I came in on my two male mice and one was chasing the other around his cage, the one that was being chased was making an extremely high squeaking noise that sounded almost distressed. I went to separate them and when I grabbed him he made the distressed noise again.

my question is am I right about the noise being distress? or could I just be misinterpreting it? my mice normally only make little chirping/clicking noises.

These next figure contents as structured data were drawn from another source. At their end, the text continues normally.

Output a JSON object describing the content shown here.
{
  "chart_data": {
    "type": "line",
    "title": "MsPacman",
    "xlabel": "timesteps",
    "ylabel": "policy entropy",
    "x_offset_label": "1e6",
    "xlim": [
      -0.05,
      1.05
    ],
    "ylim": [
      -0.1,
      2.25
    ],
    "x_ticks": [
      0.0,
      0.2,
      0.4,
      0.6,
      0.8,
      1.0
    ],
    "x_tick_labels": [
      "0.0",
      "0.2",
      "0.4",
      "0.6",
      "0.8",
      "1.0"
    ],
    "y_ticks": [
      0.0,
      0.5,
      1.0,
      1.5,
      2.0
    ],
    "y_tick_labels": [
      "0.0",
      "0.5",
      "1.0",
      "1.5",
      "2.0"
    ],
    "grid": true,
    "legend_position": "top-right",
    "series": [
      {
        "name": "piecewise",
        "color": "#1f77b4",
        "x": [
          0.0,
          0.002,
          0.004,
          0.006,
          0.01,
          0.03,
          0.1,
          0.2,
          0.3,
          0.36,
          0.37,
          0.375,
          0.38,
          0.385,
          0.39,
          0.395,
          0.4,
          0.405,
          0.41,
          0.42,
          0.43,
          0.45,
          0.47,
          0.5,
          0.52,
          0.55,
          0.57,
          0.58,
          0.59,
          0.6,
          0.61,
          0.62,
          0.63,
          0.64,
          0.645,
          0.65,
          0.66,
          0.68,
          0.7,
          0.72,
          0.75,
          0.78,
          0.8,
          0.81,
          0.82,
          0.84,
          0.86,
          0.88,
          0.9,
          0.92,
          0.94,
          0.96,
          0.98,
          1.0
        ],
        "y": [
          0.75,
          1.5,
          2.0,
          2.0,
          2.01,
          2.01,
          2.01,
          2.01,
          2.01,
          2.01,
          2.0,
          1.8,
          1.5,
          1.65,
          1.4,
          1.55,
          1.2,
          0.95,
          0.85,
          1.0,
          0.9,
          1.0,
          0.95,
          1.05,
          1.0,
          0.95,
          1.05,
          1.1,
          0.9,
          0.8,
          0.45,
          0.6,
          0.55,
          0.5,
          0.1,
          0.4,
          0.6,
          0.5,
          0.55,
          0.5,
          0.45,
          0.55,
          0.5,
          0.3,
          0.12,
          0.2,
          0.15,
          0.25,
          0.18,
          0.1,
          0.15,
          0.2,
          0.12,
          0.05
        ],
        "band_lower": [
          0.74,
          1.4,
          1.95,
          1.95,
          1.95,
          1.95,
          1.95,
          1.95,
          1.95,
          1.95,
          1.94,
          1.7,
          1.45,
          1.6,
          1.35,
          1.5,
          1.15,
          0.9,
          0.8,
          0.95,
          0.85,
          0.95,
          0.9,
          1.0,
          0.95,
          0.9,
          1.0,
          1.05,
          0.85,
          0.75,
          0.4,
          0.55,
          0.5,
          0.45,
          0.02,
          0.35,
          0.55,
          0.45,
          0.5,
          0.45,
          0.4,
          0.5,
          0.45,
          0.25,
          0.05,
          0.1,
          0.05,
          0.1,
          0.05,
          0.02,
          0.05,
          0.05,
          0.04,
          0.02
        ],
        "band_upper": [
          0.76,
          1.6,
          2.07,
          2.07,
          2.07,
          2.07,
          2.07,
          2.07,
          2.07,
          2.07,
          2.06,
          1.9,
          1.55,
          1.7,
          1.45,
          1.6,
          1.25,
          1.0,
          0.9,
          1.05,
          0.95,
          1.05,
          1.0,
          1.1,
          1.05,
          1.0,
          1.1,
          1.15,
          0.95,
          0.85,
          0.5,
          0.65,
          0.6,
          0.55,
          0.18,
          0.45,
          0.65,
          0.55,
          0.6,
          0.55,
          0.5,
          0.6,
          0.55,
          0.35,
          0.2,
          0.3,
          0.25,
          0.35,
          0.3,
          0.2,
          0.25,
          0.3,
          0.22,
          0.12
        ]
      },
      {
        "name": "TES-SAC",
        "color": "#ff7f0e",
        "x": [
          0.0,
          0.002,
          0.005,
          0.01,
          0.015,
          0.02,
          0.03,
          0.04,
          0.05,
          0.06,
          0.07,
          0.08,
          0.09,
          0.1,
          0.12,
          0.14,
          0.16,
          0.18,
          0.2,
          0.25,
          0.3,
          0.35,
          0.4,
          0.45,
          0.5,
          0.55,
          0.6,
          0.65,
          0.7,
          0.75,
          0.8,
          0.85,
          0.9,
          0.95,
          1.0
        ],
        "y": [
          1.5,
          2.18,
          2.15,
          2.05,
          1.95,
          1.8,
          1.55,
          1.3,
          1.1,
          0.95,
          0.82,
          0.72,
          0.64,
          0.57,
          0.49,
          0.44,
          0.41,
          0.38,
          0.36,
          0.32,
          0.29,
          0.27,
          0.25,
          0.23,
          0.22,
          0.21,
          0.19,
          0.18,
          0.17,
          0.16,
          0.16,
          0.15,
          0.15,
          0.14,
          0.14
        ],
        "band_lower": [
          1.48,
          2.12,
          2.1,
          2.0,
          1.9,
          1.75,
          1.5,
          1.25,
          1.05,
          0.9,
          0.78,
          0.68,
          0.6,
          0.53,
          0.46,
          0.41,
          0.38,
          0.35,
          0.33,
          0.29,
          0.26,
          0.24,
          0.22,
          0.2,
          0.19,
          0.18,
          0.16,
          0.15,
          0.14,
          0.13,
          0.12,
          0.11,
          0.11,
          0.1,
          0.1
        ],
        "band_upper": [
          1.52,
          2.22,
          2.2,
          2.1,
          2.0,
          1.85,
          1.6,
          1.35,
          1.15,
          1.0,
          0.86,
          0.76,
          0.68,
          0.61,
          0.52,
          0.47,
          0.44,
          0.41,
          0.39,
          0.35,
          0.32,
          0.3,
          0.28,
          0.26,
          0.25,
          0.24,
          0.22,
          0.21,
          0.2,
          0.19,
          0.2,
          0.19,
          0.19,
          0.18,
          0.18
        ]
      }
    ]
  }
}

if it is distress is the mouse being bullied? should I separate them?


----------



## geordiesmice (Oct 26, 2010)

They are defintely two Bucks and not a Doe and Buck because He chases her and she can squeek when there mating  .If there fighting blood being drawn yes seperate them Bucks are territorial one minute they can be fine next and all hell breaks loose.I have had two Brothers squabble but it stopped there still together but if you seperate them never put them back together or it will start in earnest again.I would imagine the squeeling is because its getting chased and maybe bitten check it for marks.


----------



## racingmouse (Jan 12, 2011)

geordie is right. How old are they? males can fall out like this at any time and constant chasing and `tail nipping` are signs that one male is bullying the other. This can escalate into serious bite wounds and stress a mouse so much it can kill him. If you hav`nt already seperated them and this is still going on, do it now. Don`t hesitate. Set up another cage or tank/RUB/BIN for the other male and let them settle down. Single males do need more interaction from you, so make sure they get more play-times. They will need a wheel each too.

How are they now?


----------



## Hali (Mar 2, 2011)

I separated them, I just went to petsmart and got a 10 dollar reptile cage for the other mouse and he seems to be much happier on his own. he also seems less timid when I play with him so I think the other mouse has been bullying him for quite a while now.


----------



## racingmouse (Jan 12, 2011)

It`s for the best really because males can inflict real injury on one another. Single males do become more social with their owners, so do make sure both get individual play-times and cuddles!


----------